Опять сошлись, опять промах у Гаганова и опять выстрел вверх у Ставрогина. Про эти выстрелы вверх можно было бы и поспорить: Николай Всеволодович мог прямо утверждать, что он стреляет как следует, если бы сам не сознался в умышленном промахе. Он наводил пистолет не прямо в небо или в дерево, а всё-таки как бы метил в противника, хотя впрочем брал на аршин поверх его шляпы. В этот второй раз прицел был даже еще ниже, еще правдоподобнее; но уже Гаганова нельзя было разуверить.

- Опять! - проскрежетал он зубами; - всё равно! Я вызван и пользуюсь правом. Я хочу стрелять в третий раз... во что бы ни стало.

- Имеете полное право, - отрубил Кириллов. Маврикий Николаевич не сказал ничего. Расставили в третий раз, скомандовали; в этот раз Гаганов дошел до самого барьера, и с барьера, с двенадцати шагов, стал прицеливаться. Руки его слишком дрожали для правильного выстрела. Ставрогин стоял с пистолетом, опущенным вниз, и неподвижно ожидал его выстрела.

- Слишком долго, слишком долго прицел! - стремительно прокричал Кириллов; - стреляйте! стре-ляй-те! - Но выстрел раздался, и на этот раз белая пуховая шляпа слетела с Николая Всеволодовича. Выстрел был довольно меток, тулья шляпы была пробита очень низко; четверть вершка ниже, и всё бы было кончено. Кириллов подхватил и подал шляпу Николаю Всеволодовичу.
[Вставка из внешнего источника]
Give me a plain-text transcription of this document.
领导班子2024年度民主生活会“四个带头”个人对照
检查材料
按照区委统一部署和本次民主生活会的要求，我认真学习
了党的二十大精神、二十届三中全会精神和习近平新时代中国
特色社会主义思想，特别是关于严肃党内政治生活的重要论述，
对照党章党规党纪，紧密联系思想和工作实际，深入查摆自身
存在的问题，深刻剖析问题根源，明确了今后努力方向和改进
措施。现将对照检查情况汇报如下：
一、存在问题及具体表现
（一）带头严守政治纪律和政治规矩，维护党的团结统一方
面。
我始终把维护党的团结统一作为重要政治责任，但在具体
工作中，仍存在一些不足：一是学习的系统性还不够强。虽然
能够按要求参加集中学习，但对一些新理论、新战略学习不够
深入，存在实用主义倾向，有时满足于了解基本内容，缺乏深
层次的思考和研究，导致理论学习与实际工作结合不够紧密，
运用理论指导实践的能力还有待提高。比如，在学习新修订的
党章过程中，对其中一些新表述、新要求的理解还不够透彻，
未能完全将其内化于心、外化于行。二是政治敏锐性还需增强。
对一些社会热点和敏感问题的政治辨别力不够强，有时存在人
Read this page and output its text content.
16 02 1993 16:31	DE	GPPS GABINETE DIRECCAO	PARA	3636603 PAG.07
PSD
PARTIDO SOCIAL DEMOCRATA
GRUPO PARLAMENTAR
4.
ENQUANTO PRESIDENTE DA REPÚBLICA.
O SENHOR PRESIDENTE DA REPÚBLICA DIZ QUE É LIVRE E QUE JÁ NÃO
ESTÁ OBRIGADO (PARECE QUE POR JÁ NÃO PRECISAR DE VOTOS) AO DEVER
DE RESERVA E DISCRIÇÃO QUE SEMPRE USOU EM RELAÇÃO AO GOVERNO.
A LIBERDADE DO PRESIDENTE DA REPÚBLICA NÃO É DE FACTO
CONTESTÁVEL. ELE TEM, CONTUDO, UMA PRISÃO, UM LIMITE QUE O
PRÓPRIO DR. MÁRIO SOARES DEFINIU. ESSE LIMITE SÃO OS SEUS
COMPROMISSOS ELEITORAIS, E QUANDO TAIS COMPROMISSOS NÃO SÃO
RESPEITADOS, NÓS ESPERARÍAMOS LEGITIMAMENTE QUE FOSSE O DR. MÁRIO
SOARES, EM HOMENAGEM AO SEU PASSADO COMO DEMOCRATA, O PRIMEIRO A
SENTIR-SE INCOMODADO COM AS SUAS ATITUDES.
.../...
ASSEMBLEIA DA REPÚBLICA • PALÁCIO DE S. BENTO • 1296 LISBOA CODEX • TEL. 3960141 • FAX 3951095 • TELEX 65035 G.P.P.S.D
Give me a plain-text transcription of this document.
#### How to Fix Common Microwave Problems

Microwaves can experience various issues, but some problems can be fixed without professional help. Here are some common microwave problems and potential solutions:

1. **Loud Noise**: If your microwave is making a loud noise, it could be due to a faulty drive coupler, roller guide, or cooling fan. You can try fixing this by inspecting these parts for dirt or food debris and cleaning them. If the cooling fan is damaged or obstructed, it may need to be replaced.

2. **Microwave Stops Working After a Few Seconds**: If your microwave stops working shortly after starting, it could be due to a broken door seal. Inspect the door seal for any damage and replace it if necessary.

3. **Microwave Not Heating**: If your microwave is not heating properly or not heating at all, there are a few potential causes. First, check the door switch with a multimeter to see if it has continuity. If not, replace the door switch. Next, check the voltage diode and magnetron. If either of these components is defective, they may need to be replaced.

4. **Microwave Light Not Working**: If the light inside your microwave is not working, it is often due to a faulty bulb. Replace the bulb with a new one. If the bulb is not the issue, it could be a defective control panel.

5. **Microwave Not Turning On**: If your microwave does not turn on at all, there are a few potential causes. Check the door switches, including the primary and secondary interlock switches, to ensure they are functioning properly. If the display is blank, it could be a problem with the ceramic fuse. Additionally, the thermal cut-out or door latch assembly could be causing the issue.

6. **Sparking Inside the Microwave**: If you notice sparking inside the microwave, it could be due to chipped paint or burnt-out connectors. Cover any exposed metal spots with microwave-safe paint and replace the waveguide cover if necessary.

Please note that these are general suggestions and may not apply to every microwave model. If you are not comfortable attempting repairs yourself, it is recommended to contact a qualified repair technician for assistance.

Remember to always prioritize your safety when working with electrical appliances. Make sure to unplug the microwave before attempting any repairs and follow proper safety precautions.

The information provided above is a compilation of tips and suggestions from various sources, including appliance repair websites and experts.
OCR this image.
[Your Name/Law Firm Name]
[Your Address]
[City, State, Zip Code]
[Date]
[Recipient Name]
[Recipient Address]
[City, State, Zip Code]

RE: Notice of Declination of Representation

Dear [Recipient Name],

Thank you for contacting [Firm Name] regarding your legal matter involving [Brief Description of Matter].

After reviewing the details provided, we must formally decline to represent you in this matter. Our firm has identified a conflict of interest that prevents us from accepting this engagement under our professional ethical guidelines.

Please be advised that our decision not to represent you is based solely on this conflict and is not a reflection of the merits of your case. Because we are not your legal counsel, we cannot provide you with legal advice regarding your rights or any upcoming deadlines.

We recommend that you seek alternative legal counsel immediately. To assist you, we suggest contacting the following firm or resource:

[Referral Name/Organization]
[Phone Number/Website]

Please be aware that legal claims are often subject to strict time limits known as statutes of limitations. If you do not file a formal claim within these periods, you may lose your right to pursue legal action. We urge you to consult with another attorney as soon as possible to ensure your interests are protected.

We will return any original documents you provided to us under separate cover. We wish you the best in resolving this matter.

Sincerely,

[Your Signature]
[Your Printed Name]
- Стреляйте, не держите противника! - прокричал в чрезвычайном волнении Маврикий Николаевич, видя, что Ставрогин как бы забыл о выстреле, рассматривая с Кирилловым шляпу. Ставрогин вздрогнул, поглядел на Гаганова, отвернулся и уже безо всякой на этот раз деликатности выстрелил в сторону, в рощу. Дуэль кончилась. Гаганов стоял как придавленный. Маврикий Николаевич подошел к нему и стал что-то говорить, но тот как будто не понимал. Кириллов уходя снял шляпу и кивнул Маврикию Николаевичу головой; но Ставрогин забыл прежнюю вежливость; сделав выстрел в рощу, он даже и не повернулся к барьеру, сунул свой пистолет Кириллову и поспешно направился к лошадям. Лицо его выражало злобу, он молчал. Молчал и Кириллов. Сели на лошадей и поскакали в галоп.